Questi tentativi stanno assumendo una configurazione sempre più definita, che va sotto il nome di Nuovo Ordine Mondiale; trovano espressione sempre più evidente nell'ONU e nelle sue Conferenze internazionali, in particolare quelle del Cairo e di Pechino, che nelle loro proposte di vie per arrivare a condizioni di vita diverse, lasciano trasparire una vera e propria filosofia dell'uomo nuovo e del mondo nuovo.

Una filosofia di questo tipo non ha più la carica utopica che caratterizzava il sogno marxista; essa è al contrario molto realistica, in quanto fissa i limiti del benessere, ricercato a partire dai limiti dei mezzi disponibili per raggiungerlo e raccomanda, per esempio, senza per questo cercare di giustificarsi, di non preoccuparsi della cura di coloro che non sono più produttivi o che non possono più sperare in una determinata qualità della vita.

Questa filosofia, inoltre, non si aspetta più che gli uomini, abituatisi oramai alla ricchezza e al benessere, siano pronti a fare i sacrifici necessari per raggiungere un benessere generale, bensì propone delle strategie per ridurre il numero dei commensali alla tavola dell'umanità, affinchè non venga intaccata la pretesa felicità che taluni hanno raggiunto.

La peculiarità di questa nuova antropologia, che dovrebbe costituire la base del Nuovo Ordine Mondiale, diventa palese soprattutto nell'immagine della donna, nell'ideologia dell' "Women's empowerment", nata dalla conferenza di Pechino.

Scopo di questa ideologia è l'autorealizzazione della donna: principali ostacoli che si frappongono tra lei e la sua autorealizzazione sono però la famiglia e la maternità. Per questo, la donna deve essere liberata, in modo particolare, da ciò che la caratterizza, vale a dire dalla sua specificità femminile.

Quest'ultima viene chiamata ad annullarsi di fronte ad una "Gender equity and equality", di fronte ad un essere umano indistinto ed uniforme, nella vita del quale la sessualità non ha altro senso se non quello di una droga voluttuosa, di cui sì può far uso senza alcun criterio.

Nella paura della maternità che si è impadronita di una gran parte dei nostri contemporanei entra sicuramente in gioco anche qualcosa di ancora più profondo: l'altro è sempre, in fin dei conti, un antagonista che ci priva di una parte di vita, una minaccia per il nostro io e per il nostro libero sviluppo.

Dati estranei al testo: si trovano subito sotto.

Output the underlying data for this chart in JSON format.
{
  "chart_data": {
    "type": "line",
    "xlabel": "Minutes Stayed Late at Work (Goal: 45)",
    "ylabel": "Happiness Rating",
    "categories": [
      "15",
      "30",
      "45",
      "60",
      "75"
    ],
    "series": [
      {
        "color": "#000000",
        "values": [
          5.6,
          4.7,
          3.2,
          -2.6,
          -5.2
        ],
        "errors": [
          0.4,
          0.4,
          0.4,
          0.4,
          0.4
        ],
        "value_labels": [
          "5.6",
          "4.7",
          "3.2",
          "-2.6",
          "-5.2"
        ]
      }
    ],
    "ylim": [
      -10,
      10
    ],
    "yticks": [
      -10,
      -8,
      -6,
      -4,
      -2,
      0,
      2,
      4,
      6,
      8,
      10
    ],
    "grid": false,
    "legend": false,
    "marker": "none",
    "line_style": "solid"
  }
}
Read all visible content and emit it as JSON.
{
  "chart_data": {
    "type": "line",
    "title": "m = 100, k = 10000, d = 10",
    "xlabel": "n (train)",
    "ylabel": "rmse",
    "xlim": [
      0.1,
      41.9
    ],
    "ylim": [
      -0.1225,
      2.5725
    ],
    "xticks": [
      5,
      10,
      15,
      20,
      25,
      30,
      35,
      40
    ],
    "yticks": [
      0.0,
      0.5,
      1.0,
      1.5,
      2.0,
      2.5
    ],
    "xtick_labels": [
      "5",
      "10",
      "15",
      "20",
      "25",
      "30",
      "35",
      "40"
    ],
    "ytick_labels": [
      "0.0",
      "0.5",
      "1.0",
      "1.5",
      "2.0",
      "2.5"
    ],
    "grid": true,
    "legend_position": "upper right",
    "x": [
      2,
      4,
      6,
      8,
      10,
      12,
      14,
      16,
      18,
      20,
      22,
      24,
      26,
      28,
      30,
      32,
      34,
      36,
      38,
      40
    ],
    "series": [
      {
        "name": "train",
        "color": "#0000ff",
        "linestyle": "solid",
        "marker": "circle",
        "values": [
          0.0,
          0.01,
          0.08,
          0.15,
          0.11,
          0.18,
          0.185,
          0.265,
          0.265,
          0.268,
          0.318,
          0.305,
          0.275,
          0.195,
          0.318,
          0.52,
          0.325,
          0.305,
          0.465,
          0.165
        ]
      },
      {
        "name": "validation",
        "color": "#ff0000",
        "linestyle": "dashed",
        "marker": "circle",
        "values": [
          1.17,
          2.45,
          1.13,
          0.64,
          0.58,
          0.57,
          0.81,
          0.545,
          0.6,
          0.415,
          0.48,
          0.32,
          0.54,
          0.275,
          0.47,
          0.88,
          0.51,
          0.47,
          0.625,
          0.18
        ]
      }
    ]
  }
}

Al giorno d'oggi, non esiste più una "filosofia dell'amore", bensì solamente una "filosofia dell'egoismo".
Il fatto che ognuno di noi possa arricchirsi semplicemente nel dono di se stesso, che possa ritrovarsi proprio a partire dall'altro e attraverso l'essere per l'altro, tutto ciò viene rifiutato come un'illusione idealista. E proprio in questo che l'uomo viene ingannato. In effetti, nel momento in cui gli viene sconsigliato di amare, gli viene sconsigliato, in ultima analisi, di essere uomo.

Per questo motivo, a questo punto dello sviluppo della nuova immagine di un mondo nuovo, il cristiano - non solo lui, ma comunque lui prima di altri - ha il dovere di protestare.

Bisogna ringraziare Michel Schooyans per aver energicamente dato voce, in questo libro, alla necessaria protesta. Schooyans ci mostra come la concezione dei diritti dell'uomo che caratterizza l'epoca moderna, e che è così importante e così positiva sotto numerosi aspetti, risenta sin dalla sua nascita del fatto di essere fondata unicamente sull'uomo e di conseguenza sulla sua capacità e volontà di far si che questi diritti vengano universalmente riconosciuti.

All'inizio, il riflesso della luminosa immagine cristiana dell'uomo ha protetto l'universalità dei diritti; ora, man mano che questa immagine viene meno, nascono nuovi interrogativi.

Come possono essere rispettati e promossi i diritti dei più poveri quando il nostro concetto di uomo si fonda così spesso, come dice l'autore, "sulla gelosia, l'angoscia, la paura e persino l'odio"?

"Come può un'ideologia lugubre, che raccomanda la sterilizzazione, l'aborto, la contraccezione sistematica e persino l'eutanasia come prezzo di un pansessualismo sfrenato, restituire agli uomini la gioia di vivere e la gioia di amare?" (capitolo VI).

È a questo punto che deve emergere chiaramente ciò che di positivo il cristiano può offrire nella lotta per la storia futura. Non è infatti sufficiente che egli opponga l'escatologia all'ideologia che è alla base delle costruzioni "postmoderne" dell'avvenire.

È ovvio che deve fare anche questo, e deve farlo in maniera risoluta: a questo riguardo, infatti, la voce dei cristiani si è fatta negli ultimi decenni sicuramente troppo debole e troppo timida. L'uomo, nella sua vita terrena, è "una canna al vento" che rimane priva di significato se distoglie lo sguardo dalla vita eterna. Lo stesso vale per la storia nel complesso.

In questo senso, il richiamo alla vita eterna, se fatto in maniera corretta, non si presenta mai come una fuga. Esso da semplicemente all'esistenza terrena la sua responsabilità, la sua grandezza e la sua dignità. Tuttavia, queste ripercussioni sul "significato della vita terrena" devono essere articolate.

E' chiaro che la storia non deve mai essere semplicemente ridotta al silenzio: non è possibile, non è permesso ridurre al silenzio la libertà. E’ l'illusione delle utopie.

Non si può imporre al domani modelli di oggi, che domani saranno i modelli di ieri. È tuttavia necessario gettare le basi di un cammino verso il futuro, di un superamento comune delle nuove sfide lanciate dalla storia.

Nella seconda e terza parte del suo libro, Michel Schooyans fa proprio questo: in contrasto con la nuova antropologia, propone innanzitutto i tratti fondamentali dell'immagine cristiana dell'uomo, per applicarli poi in maniera concreta ai grandi problemi del futuro ordine mondiale (in modo particolare nei capitoli X-XII). Fornisce in questo modo un contenuto concreto, politicamente realistico e realizzabile, all'idea, così spesso espressa dal Papa, di una "civiltà dell'amore".

Per questo, il libro di Michel Schooyans entra nel vivo delle grandi sfide del presente momento storico con vivacità e grande competenza. C'è da sperare che molte persone di diversi orientamenti lo leggano, che esso susciti una vivace discussione, contribuendo in questo modo a preparare il futuro sulla base di modelli degni della dignità dell'uomo e capaci di assicurare anche la dignità di coloro che non sono in grado di difendersi da soli.

Roma, 25 aprile 1997

Prefazione del Card. J. Ratzinger a:
M. Schooyans, Nuovo disordine mondiale. La grande trappola per ridurre il numero dei commensali alla tavola dell’umanità, Ed. San Paolo 2000.